Whilst we’re on the subject of imperfections, no review of a Roadster could be complete without some mention of its comically bad construction and, in places, freakishly poor design. Like, that to access the spark plugs you have to unbolt, de-rivet and remove the whole rear end of the car. Or that the aircon pipes are rigid and therefore tend to, well, snap off when the engine moves about too much. Or that the roof and door ‘seals’ are apparently designed to channel water into the car. Or (my favourite) that the far-from-water-tight wiper tray which sits under a grille completely open to the elements, is placed so that it drips rainwater directly onto the most sensitive electronic device in the whole car…
However, my own example is actually pretty watertight. The wiper tray’s sealed. The aircon works. And the fact that the interior has been thrown together by an inebriated, visually-challenged Frenchman actually has some benefits – I’ve been able to route my phone holder’s power supply neatly behind the dash just by pulling bits of trim off by hand, feeding the cable behind and then shoving them back on.
So look. It’s still the honeymoon period, sure, but I really do love this car. How long that affection continues may depend on how well my luck holds up in the reliability roulette. It’s let me down once so far, thanks to a faulty fuel gauge sender showing a full tank when it was in fact empty. So empty that I ground to a halt on my very first journey to work. I’ve forgiven it that one, but I suspect that a few mid-winter roadside recoveries will take the shine off things. Still, for the moment, as a package, it does exactly what I wanted it to do. However, let’s be clear – my needs are almost certainly not the same as yours. Because there’s a fair chance you’re looking at a Roadster and thinking that it looks like a funky little sports car, yes? Ideal for a bit of weekend fun, right? And if that’s the case, I actually think that you’re in danger of real disappointment…

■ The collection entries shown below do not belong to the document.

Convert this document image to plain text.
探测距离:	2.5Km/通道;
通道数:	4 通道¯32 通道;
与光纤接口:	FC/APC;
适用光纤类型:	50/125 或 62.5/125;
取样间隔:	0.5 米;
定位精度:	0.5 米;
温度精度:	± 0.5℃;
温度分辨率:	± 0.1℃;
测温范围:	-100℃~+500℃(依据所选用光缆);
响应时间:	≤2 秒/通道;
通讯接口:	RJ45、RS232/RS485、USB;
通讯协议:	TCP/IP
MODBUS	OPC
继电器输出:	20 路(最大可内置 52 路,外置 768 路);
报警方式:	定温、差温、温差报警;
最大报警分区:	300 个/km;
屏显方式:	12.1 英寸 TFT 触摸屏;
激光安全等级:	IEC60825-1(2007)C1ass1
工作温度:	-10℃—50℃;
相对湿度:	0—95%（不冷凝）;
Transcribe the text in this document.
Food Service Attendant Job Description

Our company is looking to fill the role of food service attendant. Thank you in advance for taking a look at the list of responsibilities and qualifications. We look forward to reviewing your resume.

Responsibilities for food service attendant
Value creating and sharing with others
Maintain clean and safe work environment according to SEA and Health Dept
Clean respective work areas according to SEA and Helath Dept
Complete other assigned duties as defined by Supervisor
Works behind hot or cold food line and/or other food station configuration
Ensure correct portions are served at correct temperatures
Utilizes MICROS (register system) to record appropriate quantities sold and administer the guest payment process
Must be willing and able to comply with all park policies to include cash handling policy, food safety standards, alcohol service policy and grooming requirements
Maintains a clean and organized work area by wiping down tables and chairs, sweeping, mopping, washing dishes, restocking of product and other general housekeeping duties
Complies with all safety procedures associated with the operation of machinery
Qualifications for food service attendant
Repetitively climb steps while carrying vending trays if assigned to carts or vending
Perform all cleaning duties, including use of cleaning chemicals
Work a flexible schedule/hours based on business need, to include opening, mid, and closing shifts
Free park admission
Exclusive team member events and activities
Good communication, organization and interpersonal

Eh? I’ve just waxed lyrical about how much I love driving it, so what am I on about now? Well, in the context of a daily driver it’s utterly fantastic. But if it’s an unadulterated sports car you’re seeking then you’ll be digging a bit deeper into the car’s talents. And when you do, I suspect you might find too many compromises that will start to annoy. The slightly artificial steering feel; the surfeit of grip and concomitant snappiness of any tail-out action; the nannying automated gear changes and, of course, the lack of outright pace. It’s no Elise, that’s for sure. Not even an MX-5. In fact, let’s just be brutally frank here – the Roadster is not a sports car. Really, it’s not. Come on, I mean 0-60 in nearly 11 seconds? It’s a Smart ForTwo in a fancy frock.
Harsh? Maybe. But to me it makes so much more sense to forget ‘sports car’ and think of the Roadster as something entirely different: The best-handling, most entertaining, low-cost commuting car that you could ever hope for. Because then it’s pure gold. What this car absolutely excels at is bringing a bit of fun into what would otherwise be a joyless journey whilst saving you money. And that’s money which you could put towards a real weekend toy. Like an Elise. Or an MX5. Or even… a Maserati.